Antibodies bind to a solid tissue bed, causing collateral damage via inflammation.

• Mechanism:

  1. Antibodies bind to fixed antigens on tissues (e.g., basement membranes).

  2. The classic complement pathway is activated.

  3. Complement byproducts C3a and C5a are generated. These are potent chemotactic factors that recruit neutrophils and monocytes.

  4. The recruited WBCs try to phagocytose the tissue, but they can't because it's fixed ("frustrated phagocytosis").
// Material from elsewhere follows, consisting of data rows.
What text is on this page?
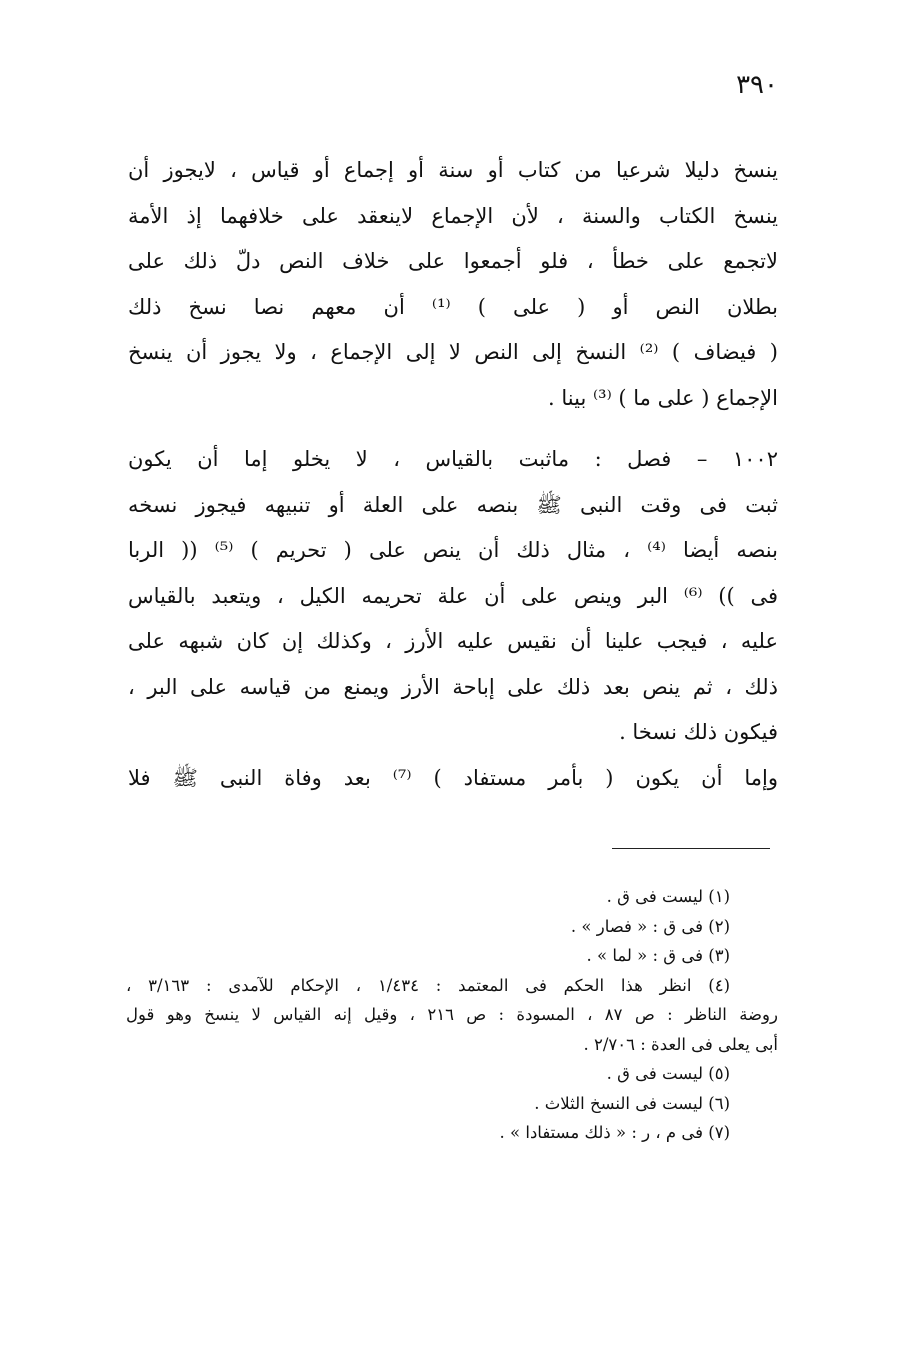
٣٩٠
ينسخ دليلا شرعيا من كتاب أو سنة أو إجماع أو قياس ، لايجوز أن
ينسخ الكتاب والسنة ، لأن الإجماع لاينعقد على خلافهما إذ الأمة
لاتجمع على خطأ ، فلو أجمعوا على خلاف النص دلّ ذلك على
بطلان النص أو ( على ) ⁽¹⁾ أن معهم نصا نسخ ذلك
( فيضاف ) ⁽²⁾ النسخ إلى النص لا إلى الإجماع ، ولا يجوز أن ينسخ
الإجماع ( على ما ) ⁽³⁾ بينا .
١٠٠٢ – فصل : ماثبت بالقياس ، لا يخلو إما أن يكون
ثبت فى وقت النبى ﷺ بنصه على العلة أو تنبيهه فيجوز نسخه
بنصه أيضا ⁽⁴⁾ ، مثال ذلك أن ينص على ( تحريم ) ⁽⁵⁾ (( الربا
فى )) ⁽⁶⁾ البر وينص على أن علة تحريمه الكيل ، ويتعبد بالقياس
عليه ، فيجب علينا أن نقيس عليه الأرز ، وكذلك إن كان شبهه على
ذلك ، ثم ينص بعد ذلك على إباحة الأرز ويمنع من قياسه على البر ،
فيكون ذلك نسخا .
وإما أن يكون ( بأمر مستفاد ) ⁽⁷⁾ بعد وفاة النبى ﷺ فلا
(١) ليست فى ق .
(٢) فى ق : « فصار » .
(٣) فى ق : « لما » .
(٤) انظر هذا الحكم فى المعتمد : ١/٤٣٤ ، الإحكام للآمدى : ٣/١٦٣ ،
روضة الناظر : ص ٨٧ ، المسودة : ص ٢١٦ ، وقيل إنه القياس لا ينسخ وهو قول
أبى يعلى فى العدة : ٢/٧٠٦ .
(٥) ليست فى ق .
(٦) ليست فى النسخ الثلاث .
(٧) فى م ، ر : « ذلك مستفادا » .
  5. They release massive amounts of lysosomal enzymes and Reactive Oxygen Species (ROS), destroying the host tissue.

• High-Yield Examples:

  • Goodpasture Syndrome: Antibodies against Type IV collagen in the basement membranes of the lungs and kidneys → hemoptysis and hematuria.

  • Acute Rheumatic Fever: Antibodies against streptococcal antigens cross-react with heart tissue (Molecular Mimicry).

  • Hyperacute Transplant Rejection: Preformed antibodies immediately attack the endothelium of the grafted organ.

C. Antibody-Mediated Cellular Dysfunction

Antibodies bind to a cell surface receptor and alter its function WITHOUT causing inflammation or cell death.

• Mechanism: The antibody acts as an agonist (stimulating the receptor) or an antagonist (blocking the receptor).

• High-Yield Examples:

  • Graves' Disease (Agonist): Autoantibodies bind to the TSH receptor on thyroid epithelial cells and continuously stimulate it → Hyperthyroidism.

  • Myasthenia Gravis (Antagonist): Autoantibodies bind to and block Acetylcholine (ACh) receptors at the neuromuscular junction → severe muscle weakness.